38. Il résulte de l'instruction que la réclamation contre le décompte général a été reçue par la commune le 13 décembre 2012. Le délai global de paiement a commencé à courir à cette date et a expiré le 12 janvier 2013. Par suite, la requérante est fondée à demander les intérêts moratoires sur la somme de 108 959,81 euros TTC à compter du 13 janvier 2013. Ces intérêts doivent être calculés en appliquant un taux égal au taux d'intérêt de la principale facilité de refinancement appliquée par la Banque centrale européenne à son opération de refinancement principal la plus récente effectuée avant le 1er janvier 2013, majoré de sept points.

S'agissant de la capitalisation des intérêts :

39. La capitalisation des intérêts peut être demandée à tout moment devant le juge du fond. Cette demande prend effet au plus tôt à la date à laquelle elle est enregistrée et pourvu qu'à cette date il s'agisse d'intérêts dus au moins pour une année entière. Le cas échéant, la capitalisation s'accomplit à nouveau à l'expiration de chaque échéance annuelle ultérieure sans qu'il soit besoin de formuler une nouvelle demande.

40. La capitalisation des intérêts moratoires a été demandée par la requérante

le 21 décembre 2016, date à laquelle ces intérêts, qui couraient depuis le 13 janvier 2013, étaient dus pour au moins une année entière. Par suite, la requérante est fondée à demander la capitalisation des intérêts échus à la date du 21 décembre 2016 et à chaque échéance annuelle ultérieure.

Sur les conclusions indemnitaires dirigées contre la société Egis Villes et Transports :

41. Il ne résulte pas de l'instruction que le maître d'œuvre de l'opération aurait commis une faute, ni à plus forte raison que cette faute serait à l'origine directe des difficultés rencontrées par la requérante dans l'exécution de ses travaux. Par suite, la requérante n'est pas fondée à rechercher la responsabilité quasi-délictuelle du maitre d'œuvre à raison de ces difficultés.

Sur les frais de l'instance :

42. Les dispositions de l'article L. 761-1 du code de justice administrative font obstacle à ce qu'une somme soit mise à la charge de la société Sogea Est BTP, qui n'est pas la partie perdante à la présente instance. Dans les circonstances de l'espèce, il y a lieu de mettre à la charge de la commune d'Audun-le-Tiche la somme de 2 000 euros à verser à la société Sogea Est BTP en application de l'article L. 761-1 du code de justice administrative.

D E C I D E :

Article 1 : La commune d'Audun-le-Tiche est condamnée à verser à la société Sogea Est BTP la somme de 108 959,81 € (cent huit mille neuf-cent-cinquante-neuf euros et quatre-vingt-un cts) TTC. Cette somme sera augmentée des intérêts moratoires à compter du 13 janvier 2013, calculés par application d'un taux égal au taux d'intérêt de la principale facilité de refinancement appliquée par la Banque centrale européenne à son opération de refinancement principal la plus récente effectuée avant le 1er janvier 2013, majoré de sept points. Les intérêts échus seront capitalisés à la date du 21 décembre 2016 et à chaque échéance annuelle ultérieure.

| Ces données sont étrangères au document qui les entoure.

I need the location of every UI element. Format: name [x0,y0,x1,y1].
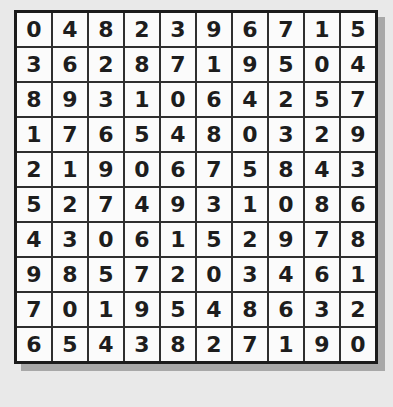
grid-cell-r3c3: 3 [89,83,123,116]
grid-cell-r8c10: 1 [341,258,375,291]
grid-cell-r7c10: 8 [341,223,375,256]
grid-cell-r8c5: 2 [161,258,195,291]
grid-cell-r2c10: 4 [341,48,375,81]
grid-cell-r9c10: 2 [341,293,375,326]
grid-cell-r8c7: 3 [233,258,267,291]
grid-cell-r4c1: 1 [17,118,51,151]
grid-cell-r5c6: 7 [197,153,231,186]
grid-cell-r3c5: 0 [161,83,195,116]
grid-cell-r3c7: 4 [233,83,267,116]
grid-cell-r5c5: 6 [161,153,195,186]
grid-cell-r5c3: 9 [89,153,123,186]
grid-cell-r2c1: 3 [17,48,51,81]
grid-cell-r10c9: 9 [305,328,339,361]
grid-cell-r6c4: 4 [125,188,159,221]
grid-cell-r5c10: 3 [341,153,375,186]
grid-cell-r8c1: 9 [17,258,51,291]
grid-cell-r1c6: 9 [197,13,231,46]
grid-cell-r9c6: 4 [197,293,231,326]
grid-cell-r1c7: 6 [233,13,267,46]
grid-cell-r6c2: 2 [53,188,87,221]
grid-cell-r8c6: 0 [197,258,231,291]
grid-cell-r8c2: 8 [53,258,87,291]
grid-cell-r7c7: 2 [233,223,267,256]
grid-cell-r10c4: 3 [125,328,159,361]
grid-cell-r1c5: 3 [161,13,195,46]
grid-cell-r3c6: 6 [197,83,231,116]
grid-cell-r4c10: 9 [341,118,375,151]
grid-cell-r6c6: 3 [197,188,231,221]
grid-cell-r2c4: 8 [125,48,159,81]
grid-cell-r1c10: 5 [341,13,375,46]
grid-cell-r4c7: 0 [233,118,267,151]
grid-cell-r4c5: 4 [161,118,195,151]
grid-cell-r5c1: 2 [17,153,51,186]
grid-cell-r1c2: 4 [53,13,87,46]
grid-cell-r10c5: 8 [161,328,195,361]
grid-cell-r7c2: 3 [53,223,87,256]
grid-cell-r7c6: 5 [197,223,231,256]
grid-cell-r10c2: 5 [53,328,87,361]
grid-cell-r1c1: 0 [17,13,51,46]
grid-cell-r4c3: 6 [89,118,123,151]
grid-cell-r8c8: 4 [269,258,303,291]
page-background: 0482396715362871950489310642571765480329… [0,0,393,407]
grid-cell-r10c1: 6 [17,328,51,361]
grid-cell-r4c6: 8 [197,118,231,151]
grid-cell-r5c4: 0 [125,153,159,186]
grid-cell-r9c2: 0 [53,293,87,326]
grid-cell-r4c8: 3 [269,118,303,151]
grid-cell-r6c9: 8 [305,188,339,221]
grid-cell-r3c1: 8 [17,83,51,116]
grid-cell-r2c8: 5 [269,48,303,81]
grid-cell-r6c8: 0 [269,188,303,221]
grid-cell-r2c5: 7 [161,48,195,81]
grid-cell-r3c10: 7 [341,83,375,116]
grid-cell-r3c2: 9 [53,83,87,116]
grid-cell-r10c10: 0 [341,328,375,361]
grid-cell-r6c5: 9 [161,188,195,221]
grid-cell-r8c4: 7 [125,258,159,291]
grid-cell-r5c7: 5 [233,153,267,186]
grid-cell-r3c9: 5 [305,83,339,116]
grid-cell-r10c3: 4 [89,328,123,361]
grid-cell-r4c4: 5 [125,118,159,151]
grid-cell-r9c4: 9 [125,293,159,326]
grid-cell-r2c7: 9 [233,48,267,81]
grid-cell-r9c1: 7 [17,293,51,326]
grid-cell-r7c9: 7 [305,223,339,256]
grid-cell-r9c9: 3 [305,293,339,326]
grid-cell-r7c3: 0 [89,223,123,256]
grid-cell-r7c5: 1 [161,223,195,256]
grid-cell-r6c7: 1 [233,188,267,221]
number-grid-board: 0482396715362871950489310642571765480329… [14,10,378,364]
grid-cell-r5c2: 1 [53,153,87,186]
grid-cell-r1c4: 2 [125,13,159,46]
grid-cell-r6c1: 5 [17,188,51,221]
grid-cell-r9c3: 1 [89,293,123,326]
grid-cell-r3c8: 2 [269,83,303,116]
grid-cell-r2c9: 0 [305,48,339,81]
grid-cell-r1c8: 7 [269,13,303,46]
grid-cell-r5c9: 4 [305,153,339,186]
grid-cell-r5c8: 8 [269,153,303,186]
grid-cell-r9c5: 5 [161,293,195,326]
grid-cell-r9c8: 6 [269,293,303,326]
grid-cell-r4c2: 7 [53,118,87,151]
grid-cell-r9c7: 8 [233,293,267,326]
grid-cell-r6c3: 7 [89,188,123,221]
grid-cell-r8c9: 6 [305,258,339,291]
grid-cell-r10c6: 2 [197,328,231,361]
grid-cell-r8c3: 5 [89,258,123,291]
grid-cell-r7c8: 9 [269,223,303,256]
grid-cell-r2c2: 6 [53,48,87,81]
grid-cell-r7c1: 4 [17,223,51,256]
grid-cell-r4c9: 2 [305,118,339,151]
grid-cell-r2c6: 1 [197,48,231,81]
grid-cell-r1c3: 8 [89,13,123,46]
grid-cell-r6c10: 6 [341,188,375,221]
grid-cell-r1c9: 1 [305,13,339,46]
grid-cell-r10c7: 7 [233,328,267,361]
grid-cell-r10c8: 1 [269,328,303,361]
grid-cell-r2c3: 2 [89,48,123,81]
grid-cell-r7c4: 6 [125,223,159,256]
grid-cell-r3c4: 1 [125,83,159,116]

Article 2 : La commune d'Audun-le-Tiche versera à la société Sogea Est BTP la somme de 2 000 (deux mille) euros en application de l'article L. 761-1 du code de justice administrative.

Article 3 : Le surplus des conclusions des parties est rejeté.

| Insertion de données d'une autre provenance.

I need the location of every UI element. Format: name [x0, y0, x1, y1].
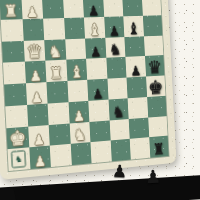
- square-d7[interactable]: ♟: [125, 56, 145, 77]
- square-b1[interactable]: [1, 19, 23, 41]
- white-pawn-g2[interactable]: ♟: [33, 133, 45, 148]
- black-pawn-d7[interactable]: ♟: [130, 64, 141, 78]
- square-f8[interactable]: [147, 96, 167, 118]
- square-b6[interactable]: ♟: [104, 16, 125, 37]
- square-e4[interactable]: [67, 80, 88, 102]
- square-e5[interactable]: ♟: [87, 79, 108, 101]
- black-pawn-c5[interactable]: ♟: [90, 45, 102, 59]
- square-f6[interactable]: ♞: [108, 98, 129, 120]
- black-knight-c6[interactable]: ♞: [109, 42, 122, 58]
- board-logo: ♞: [11, 150, 26, 168]
- square-c7[interactable]: [124, 36, 144, 57]
- square-g5[interactable]: [89, 120, 110, 142]
- square-f7[interactable]: [128, 97, 148, 119]
- square-b3[interactable]: [43, 18, 65, 40]
- square-d6[interactable]: [106, 57, 127, 79]
- square-g7[interactable]: [129, 117, 149, 139]
- board-grid: ♜♟♟♝♟♝♛♞♟♞♟♜♝♟♛♟♟♚♟♞♚♟♞♞♟♜: [0, 0, 169, 171]
- black-queen-d8[interactable]: ♛: [147, 58, 162, 76]
- square-b8[interactable]: [142, 15, 162, 36]
- table-corner-shadow: [0, 187, 16, 200]
- square-f4[interactable]: ♟: [68, 101, 89, 123]
- square-h5[interactable]: [90, 141, 111, 164]
- chess-board: ♜♟♟♝♟♝♛♞♟♞♟♜♝♟♛♟♟♚♟♞♚♟♞♞♟♜: [0, 0, 176, 180]
- square-e8[interactable]: ♚: [146, 75, 166, 96]
- square-d8[interactable]: ♛: [145, 55, 165, 76]
- square-g4[interactable]: ♞: [69, 122, 90, 145]
- square-a6[interactable]: [103, 0, 124, 17]
- square-a8[interactable]: [141, 0, 161, 16]
- white-pawn-f4[interactable]: ♟: [73, 108, 85, 122]
- square-h4[interactable]: [70, 142, 91, 165]
- square-b4[interactable]: [64, 17, 85, 39]
- square-a2[interactable]: ♟: [21, 0, 43, 19]
- square-c2[interactable]: ♛: [23, 40, 45, 62]
- square-e1[interactable]: [4, 83, 26, 106]
- white-pawn-a2[interactable]: ♟: [26, 5, 38, 19]
- square-c4[interactable]: [65, 38, 86, 60]
- square-d3[interactable]: ♜: [45, 60, 67, 82]
- white-bishop-b5[interactable]: ♝: [87, 21, 101, 38]
- square-e2[interactable]: ♟: [25, 82, 47, 105]
- square-h6[interactable]: [110, 139, 131, 161]
- square-g2[interactable]: ♟: [28, 125, 50, 148]
- square-b7[interactable]: ♝: [123, 16, 143, 37]
- captured-black-pawn[interactable]: ♟: [145, 168, 162, 187]
- square-a7[interactable]: [122, 0, 142, 16]
- square-d2[interactable]: ♟: [24, 61, 46, 83]
- white-queen-c2[interactable]: ♛: [26, 42, 43, 61]
- square-a1[interactable]: ♜: [0, 0, 22, 20]
- square-c5[interactable]: ♟: [85, 37, 106, 59]
- square-c3[interactable]: ♞: [44, 39, 66, 61]
- black-knight-f6[interactable]: ♞: [112, 104, 125, 120]
- square-f1[interactable]: [5, 105, 27, 128]
- white-pawn-d2[interactable]: ♟: [29, 69, 41, 83]
- black-pawn-a5[interactable]: ♟: [88, 3, 100, 17]
- square-h8[interactable]: ♜: [149, 136, 169, 158]
- black-rook-h8[interactable]: ♜: [153, 141, 166, 157]
- black-king-e8[interactable]: ♚: [148, 77, 164, 97]
- captured-black-pawn[interactable]: ♟: [112, 163, 128, 181]
- square-g1[interactable]: ♚: [6, 126, 28, 149]
- white-knight-g4[interactable]: ♞: [73, 127, 87, 143]
- square-a3[interactable]: [42, 0, 64, 18]
- black-pawn-e5[interactable]: ♟: [92, 86, 104, 100]
- square-e6[interactable]: [107, 78, 128, 100]
- white-knight-c3[interactable]: ♞: [48, 45, 62, 61]
- square-g6[interactable]: [109, 119, 130, 141]
- square-h2[interactable]: ♟: [29, 146, 51, 169]
- square-f3[interactable]: [48, 102, 70, 125]
- black-bishop-b7[interactable]: ♝: [127, 20, 141, 36]
- square-c8[interactable]: [144, 35, 164, 56]
- square-e7[interactable]: [126, 77, 146, 99]
- square-b5[interactable]: ♝: [84, 17, 105, 38]
- square-d1[interactable]: [3, 62, 25, 85]
- square-d5[interactable]: [86, 58, 107, 80]
- square-g3[interactable]: [49, 123, 71, 146]
- square-c1[interactable]: [2, 40, 24, 62]
- square-f5[interactable]: [88, 99, 109, 121]
- square-b2[interactable]: [22, 18, 44, 40]
- square-a5[interactable]: ♟: [83, 0, 104, 17]
- square-e3[interactable]: [46, 81, 68, 103]
- square-f2[interactable]: [27, 103, 49, 126]
- white-pawn-e2[interactable]: ♟: [31, 90, 43, 104]
- white-king-g1[interactable]: ♚: [9, 128, 27, 149]
- square-g8[interactable]: [148, 116, 168, 138]
- black-pawn-b6[interactable]: ♟: [108, 24, 120, 38]
- white-pawn-h2[interactable]: ♟: [34, 154, 46, 169]
- square-d4[interactable]: ♝: [66, 59, 87, 81]
- square-h7[interactable]: [130, 137, 150, 159]
- white-rook-a1[interactable]: ♜: [4, 3, 18, 19]
- white-rook-d3[interactable]: ♜: [49, 66, 63, 82]
- white-bishop-d4[interactable]: ♝: [69, 64, 84, 81]
- square-c6[interactable]: ♞: [105, 37, 126, 58]
- square-a4[interactable]: [63, 0, 84, 18]
- square-h3[interactable]: [50, 144, 72, 167]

Article 4 : Le présent jugement sera notifié à la société Sogea Est BTP, à la commune d'Audun-le-Tiche et à la société Egis Villes et Transports.

Délibéré après l'audience du 16 novembre 2022, à laquelle siégeaient :

M. Rees, président,

Mme Merri, première conseillère,

Mme Dobry, conseillère,

Rendu public, par mise à disposition au greffe, le 7 décembre 2022.

Le président-rapporteur,

P. A

L'assesseur le plus ancien

dans l'ordre du tableau,

D. MERRI

La greffière,

M.-C. SCHMIDT

La République mande et ordonne au préfet de la Moselle, en ce qui le concerne ou à tous commissaires de justice à ce requis en ce qui concerne les voies de droit commun contre les parties privées, de pourvoir à l'exécution de la présente décision.